Blood serology tests may indicate recent infection with T. gondii, but not a definitive diagnosis of toxoplasmosis. Its diagnosis relies on the history of the patient, symptoms, and the results of laboratory tests, including an antibody titer test and microscopic examination of tissues. If a healthy cat has high antibody levels, that means it has been previously infected and is now probably immune and not excreting oocysts to other animals. If there is no antibody, the cat can become infected and will shed oocysts for one to two weeks after exposure.
Pyrimethamine and sulfadiazine are the two drugs used to treat toxoplasmosis. They act together to inhibit Toxoplasma reproduction. However, pyrimethamine may be unpalatable or even toxic to some cats. Another choice is the antibiotic clindamycin, which has fewer side effects. Alternative veterinarians recommend modalities such as herbs, homeopathy, and acupuncture to treat the symptoms of toxoplasmosis.

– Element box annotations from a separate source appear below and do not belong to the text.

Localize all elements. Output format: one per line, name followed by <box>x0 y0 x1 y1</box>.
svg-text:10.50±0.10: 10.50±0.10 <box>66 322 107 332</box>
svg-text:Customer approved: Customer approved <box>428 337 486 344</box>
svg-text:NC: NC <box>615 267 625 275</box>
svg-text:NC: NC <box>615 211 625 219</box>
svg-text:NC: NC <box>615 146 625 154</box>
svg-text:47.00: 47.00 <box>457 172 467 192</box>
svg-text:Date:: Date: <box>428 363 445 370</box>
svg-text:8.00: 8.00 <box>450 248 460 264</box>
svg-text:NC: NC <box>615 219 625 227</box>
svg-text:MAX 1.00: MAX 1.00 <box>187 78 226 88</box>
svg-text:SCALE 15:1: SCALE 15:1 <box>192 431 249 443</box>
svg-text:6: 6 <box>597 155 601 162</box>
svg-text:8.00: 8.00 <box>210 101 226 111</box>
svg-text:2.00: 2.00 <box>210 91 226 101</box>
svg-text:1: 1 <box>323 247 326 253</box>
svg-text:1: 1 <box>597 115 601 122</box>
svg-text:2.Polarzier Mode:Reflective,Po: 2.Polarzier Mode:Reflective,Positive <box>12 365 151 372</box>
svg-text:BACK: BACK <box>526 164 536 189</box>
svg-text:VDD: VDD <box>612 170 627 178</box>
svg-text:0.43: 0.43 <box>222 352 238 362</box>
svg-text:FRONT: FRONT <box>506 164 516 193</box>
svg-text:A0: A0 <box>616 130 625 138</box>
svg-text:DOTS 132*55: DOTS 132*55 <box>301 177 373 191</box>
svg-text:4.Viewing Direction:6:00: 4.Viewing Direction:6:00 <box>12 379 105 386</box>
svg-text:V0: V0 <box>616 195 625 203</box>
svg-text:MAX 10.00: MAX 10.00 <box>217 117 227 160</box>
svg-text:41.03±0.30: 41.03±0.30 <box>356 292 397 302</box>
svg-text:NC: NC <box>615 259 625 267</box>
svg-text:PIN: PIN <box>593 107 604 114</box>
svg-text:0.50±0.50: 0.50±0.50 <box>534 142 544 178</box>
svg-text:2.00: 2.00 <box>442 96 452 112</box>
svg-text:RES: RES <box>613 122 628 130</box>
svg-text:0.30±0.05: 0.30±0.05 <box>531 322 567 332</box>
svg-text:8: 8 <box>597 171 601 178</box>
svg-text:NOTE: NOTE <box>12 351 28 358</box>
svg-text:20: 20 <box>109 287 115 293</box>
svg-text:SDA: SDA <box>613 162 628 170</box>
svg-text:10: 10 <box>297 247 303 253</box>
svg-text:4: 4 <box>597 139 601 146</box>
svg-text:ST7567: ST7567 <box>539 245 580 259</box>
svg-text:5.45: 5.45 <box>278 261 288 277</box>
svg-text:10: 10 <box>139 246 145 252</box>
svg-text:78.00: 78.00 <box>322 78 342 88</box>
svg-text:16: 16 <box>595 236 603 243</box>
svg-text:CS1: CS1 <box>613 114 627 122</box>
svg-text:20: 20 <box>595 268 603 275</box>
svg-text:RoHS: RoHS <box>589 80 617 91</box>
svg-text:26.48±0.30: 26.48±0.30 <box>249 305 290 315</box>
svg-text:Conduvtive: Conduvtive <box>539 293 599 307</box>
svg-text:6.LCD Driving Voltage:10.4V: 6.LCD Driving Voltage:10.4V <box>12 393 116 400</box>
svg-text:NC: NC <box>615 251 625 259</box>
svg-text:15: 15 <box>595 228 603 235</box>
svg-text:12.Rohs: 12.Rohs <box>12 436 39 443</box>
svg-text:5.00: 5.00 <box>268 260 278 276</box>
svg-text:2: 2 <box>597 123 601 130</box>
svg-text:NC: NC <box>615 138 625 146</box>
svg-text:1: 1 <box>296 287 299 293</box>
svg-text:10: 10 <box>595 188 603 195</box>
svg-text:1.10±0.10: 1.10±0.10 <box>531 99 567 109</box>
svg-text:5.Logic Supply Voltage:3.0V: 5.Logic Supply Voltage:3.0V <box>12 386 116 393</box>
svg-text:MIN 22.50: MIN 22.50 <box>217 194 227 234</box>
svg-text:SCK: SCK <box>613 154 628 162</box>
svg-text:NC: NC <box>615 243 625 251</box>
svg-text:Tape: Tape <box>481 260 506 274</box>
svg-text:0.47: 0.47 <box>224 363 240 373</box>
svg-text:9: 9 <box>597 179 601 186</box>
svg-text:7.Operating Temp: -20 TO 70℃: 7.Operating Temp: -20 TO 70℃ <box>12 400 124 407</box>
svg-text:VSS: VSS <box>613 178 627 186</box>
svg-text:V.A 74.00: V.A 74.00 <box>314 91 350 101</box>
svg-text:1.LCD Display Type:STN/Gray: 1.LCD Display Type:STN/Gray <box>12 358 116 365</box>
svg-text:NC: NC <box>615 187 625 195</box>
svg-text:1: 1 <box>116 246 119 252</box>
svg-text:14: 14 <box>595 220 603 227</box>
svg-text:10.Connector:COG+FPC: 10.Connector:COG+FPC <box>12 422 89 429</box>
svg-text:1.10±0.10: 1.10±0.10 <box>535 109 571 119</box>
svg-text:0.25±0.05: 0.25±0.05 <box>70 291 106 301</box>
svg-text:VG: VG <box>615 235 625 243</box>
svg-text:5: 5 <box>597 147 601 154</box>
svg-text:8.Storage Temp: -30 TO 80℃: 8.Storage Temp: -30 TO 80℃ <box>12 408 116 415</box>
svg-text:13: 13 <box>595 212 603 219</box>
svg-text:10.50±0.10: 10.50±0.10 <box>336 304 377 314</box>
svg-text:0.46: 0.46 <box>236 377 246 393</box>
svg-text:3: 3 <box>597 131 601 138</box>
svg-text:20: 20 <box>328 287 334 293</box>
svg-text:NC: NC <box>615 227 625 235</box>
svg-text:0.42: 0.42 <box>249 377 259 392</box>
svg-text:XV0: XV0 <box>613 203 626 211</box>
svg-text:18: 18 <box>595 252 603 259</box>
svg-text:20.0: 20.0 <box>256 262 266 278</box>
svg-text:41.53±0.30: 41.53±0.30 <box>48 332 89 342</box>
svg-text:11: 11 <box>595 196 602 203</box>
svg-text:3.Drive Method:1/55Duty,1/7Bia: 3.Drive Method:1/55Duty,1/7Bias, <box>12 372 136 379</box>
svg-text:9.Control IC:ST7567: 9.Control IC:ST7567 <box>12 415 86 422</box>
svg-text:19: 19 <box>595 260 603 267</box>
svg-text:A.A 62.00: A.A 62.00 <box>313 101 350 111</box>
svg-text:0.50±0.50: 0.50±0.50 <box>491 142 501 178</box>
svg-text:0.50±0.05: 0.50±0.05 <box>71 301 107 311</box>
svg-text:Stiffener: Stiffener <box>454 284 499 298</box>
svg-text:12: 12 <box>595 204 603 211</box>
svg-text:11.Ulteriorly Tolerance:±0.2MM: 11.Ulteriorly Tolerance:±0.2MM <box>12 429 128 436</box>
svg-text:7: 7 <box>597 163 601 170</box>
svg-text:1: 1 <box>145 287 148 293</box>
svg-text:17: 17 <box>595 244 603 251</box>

No vaccine is available as yet.
What can you do to control the spread of Toxoplasma? Restrict your pet cats from access to rodents and birds, and give them only cooked meat, commercially prepared cat food, and pasteurized dairy products. Don't allow them to scavenge in garbage cans.
Transmission of oocysts present in garden soil, children's sandboxes, litter boxes, and anywhere cats may defecate can be avoided by wearing rubber gloves during contact with contaminated soil or litter. Wash your hands thoroughly after contact. Cover sandboxes to prevent cats from defecating in them. Get rid of feces from litter boxes every day, and disinfect them with scalding water or dry heat; chemical disinfection is not effective in destroying oocysts.
If you are pregnant, or plan to become pregnant soon, test your cats for antibodies to Toxoplasma. As mentioned above, do not allow cats access to birds, rodents, uncooked meat, and also unpasteurized dairy products. Don't handle litter boxes; have another person change them daily. Stay away from free-roaming cats because they can be contaminated with oocysts. Keep any outdoor cat from contact with bedclothes and any furnishings that you use. Don't handle a cat that seems ill. Wash uncooked vegetables thoroughly before eating. Wash hands thoroughly with soap and water after contact with soil and cats.